Uit de bladen
Een enquête
‘Het Vaderland’ heeft het lofwaardig initiatief genomen tot een onderzoek naar het oordeel van de ‘gecommitteerden’ en de ‘deskundigen’ bij de eindexamens in 1951 van gymnasia, lycea en hogere-burger-scholen over aangelegenheden betreffende die examens en maakt nu een uitvoerige samenstelling openbaar van de ontvangen antwoorden op een 14-tal door het blad gestelde vragen.
Wellicht bestaat er aanleiding om daarop in Neerlandia nog eens terug te komen.
Thans nog slechts dit: naar aanleiding van een bij het schriftelijk examen Nederlands gevraagde tekstverklaring wordt onder meer opgemerkt ‘Bovendien was het stuk (d.i. de gegeven tekst) gesteld in slecht Nederlands, met stijlfouten en onjuiste interpunctie’. Dat is toch wel zeer bedroevend.
Aan vorenbedoeld verslag ontlenen we nog het volgende (nummer van 17 Nov. bl. 10 slot): ‘Voor de A-candidaten moet de wiskunde en voor de B-candidaten het Grieks niet verplichtend worden gesteld’, merkten enige gecommitteerden op.

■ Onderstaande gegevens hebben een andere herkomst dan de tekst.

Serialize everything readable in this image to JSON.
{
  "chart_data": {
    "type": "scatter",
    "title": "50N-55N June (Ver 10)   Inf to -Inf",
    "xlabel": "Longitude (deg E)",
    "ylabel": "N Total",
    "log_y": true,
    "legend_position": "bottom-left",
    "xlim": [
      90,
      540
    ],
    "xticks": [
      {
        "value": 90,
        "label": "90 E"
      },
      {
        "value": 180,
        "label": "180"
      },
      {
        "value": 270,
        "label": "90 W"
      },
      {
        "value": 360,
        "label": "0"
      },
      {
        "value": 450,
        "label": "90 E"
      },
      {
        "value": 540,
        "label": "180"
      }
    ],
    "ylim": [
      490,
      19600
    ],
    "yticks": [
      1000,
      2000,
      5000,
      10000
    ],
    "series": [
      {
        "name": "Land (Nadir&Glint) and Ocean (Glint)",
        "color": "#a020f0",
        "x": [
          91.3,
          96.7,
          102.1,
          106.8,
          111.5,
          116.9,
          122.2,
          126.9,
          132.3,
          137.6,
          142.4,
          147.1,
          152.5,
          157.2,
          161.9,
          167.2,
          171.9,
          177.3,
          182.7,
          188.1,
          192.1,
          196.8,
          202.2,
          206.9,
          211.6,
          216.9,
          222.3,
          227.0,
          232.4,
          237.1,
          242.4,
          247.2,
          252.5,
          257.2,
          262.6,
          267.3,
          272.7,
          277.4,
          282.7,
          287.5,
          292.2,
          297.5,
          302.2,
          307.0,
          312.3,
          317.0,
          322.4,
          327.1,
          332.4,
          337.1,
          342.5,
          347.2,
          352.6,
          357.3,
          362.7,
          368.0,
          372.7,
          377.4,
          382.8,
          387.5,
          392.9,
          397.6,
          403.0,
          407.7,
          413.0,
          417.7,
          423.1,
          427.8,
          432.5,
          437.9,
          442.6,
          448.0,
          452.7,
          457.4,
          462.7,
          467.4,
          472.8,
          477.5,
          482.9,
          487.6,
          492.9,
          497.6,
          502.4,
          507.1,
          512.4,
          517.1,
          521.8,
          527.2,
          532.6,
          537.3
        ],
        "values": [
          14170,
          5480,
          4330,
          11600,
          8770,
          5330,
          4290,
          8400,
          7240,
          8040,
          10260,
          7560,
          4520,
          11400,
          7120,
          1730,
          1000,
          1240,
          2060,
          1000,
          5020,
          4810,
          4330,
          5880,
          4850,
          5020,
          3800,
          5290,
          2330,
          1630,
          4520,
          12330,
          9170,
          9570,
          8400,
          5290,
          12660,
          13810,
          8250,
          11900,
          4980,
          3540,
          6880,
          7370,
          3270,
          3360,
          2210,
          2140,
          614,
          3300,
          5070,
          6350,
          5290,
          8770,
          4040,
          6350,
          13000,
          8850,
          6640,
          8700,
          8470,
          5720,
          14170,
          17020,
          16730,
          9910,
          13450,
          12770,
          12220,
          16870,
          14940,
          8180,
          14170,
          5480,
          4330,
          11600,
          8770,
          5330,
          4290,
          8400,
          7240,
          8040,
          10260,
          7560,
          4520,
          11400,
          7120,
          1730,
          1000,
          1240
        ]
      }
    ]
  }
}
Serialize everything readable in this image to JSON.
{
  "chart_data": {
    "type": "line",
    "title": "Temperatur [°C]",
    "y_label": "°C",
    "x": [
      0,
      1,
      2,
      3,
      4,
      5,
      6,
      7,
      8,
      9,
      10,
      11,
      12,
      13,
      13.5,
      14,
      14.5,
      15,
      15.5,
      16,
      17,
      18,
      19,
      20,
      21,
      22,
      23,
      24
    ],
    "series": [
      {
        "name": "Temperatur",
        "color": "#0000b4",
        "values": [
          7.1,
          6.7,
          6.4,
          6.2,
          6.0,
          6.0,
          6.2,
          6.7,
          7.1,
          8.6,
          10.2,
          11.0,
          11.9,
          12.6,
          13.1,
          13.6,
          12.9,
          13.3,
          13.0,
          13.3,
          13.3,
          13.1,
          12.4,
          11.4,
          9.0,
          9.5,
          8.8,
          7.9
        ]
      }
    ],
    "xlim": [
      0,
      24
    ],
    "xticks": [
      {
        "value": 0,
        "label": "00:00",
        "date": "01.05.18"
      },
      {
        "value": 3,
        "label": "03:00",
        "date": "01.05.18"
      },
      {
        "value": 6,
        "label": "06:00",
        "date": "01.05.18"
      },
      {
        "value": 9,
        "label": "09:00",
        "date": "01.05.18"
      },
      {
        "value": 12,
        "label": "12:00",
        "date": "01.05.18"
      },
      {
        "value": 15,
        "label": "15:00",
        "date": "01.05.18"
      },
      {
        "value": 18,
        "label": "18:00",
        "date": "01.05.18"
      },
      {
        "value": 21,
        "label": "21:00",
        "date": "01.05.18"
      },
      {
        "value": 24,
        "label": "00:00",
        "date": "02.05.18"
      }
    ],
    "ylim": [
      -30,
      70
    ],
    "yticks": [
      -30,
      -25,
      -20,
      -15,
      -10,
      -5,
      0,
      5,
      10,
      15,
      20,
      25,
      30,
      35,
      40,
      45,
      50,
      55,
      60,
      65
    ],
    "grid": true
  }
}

Die ‘gecommitteerden’ kenden dus zelf het verschil niet tussen verplichtend en verplicht.
Een toestand, iemands geweten, een voorschrift of bevel kan iemand tot een bepaalde handeling verplichten, in dit geval de examenvoorschriften tot een onderzoek naar de kennis der candidaten betreffende wiskunde of Grieks.
Die voorschriften zijn dus verplichtend, doch het examen is verplicht en de examinandus is verplicht zich eraan te onderwerpen, als hij wil meedingen naar het diploma.
R.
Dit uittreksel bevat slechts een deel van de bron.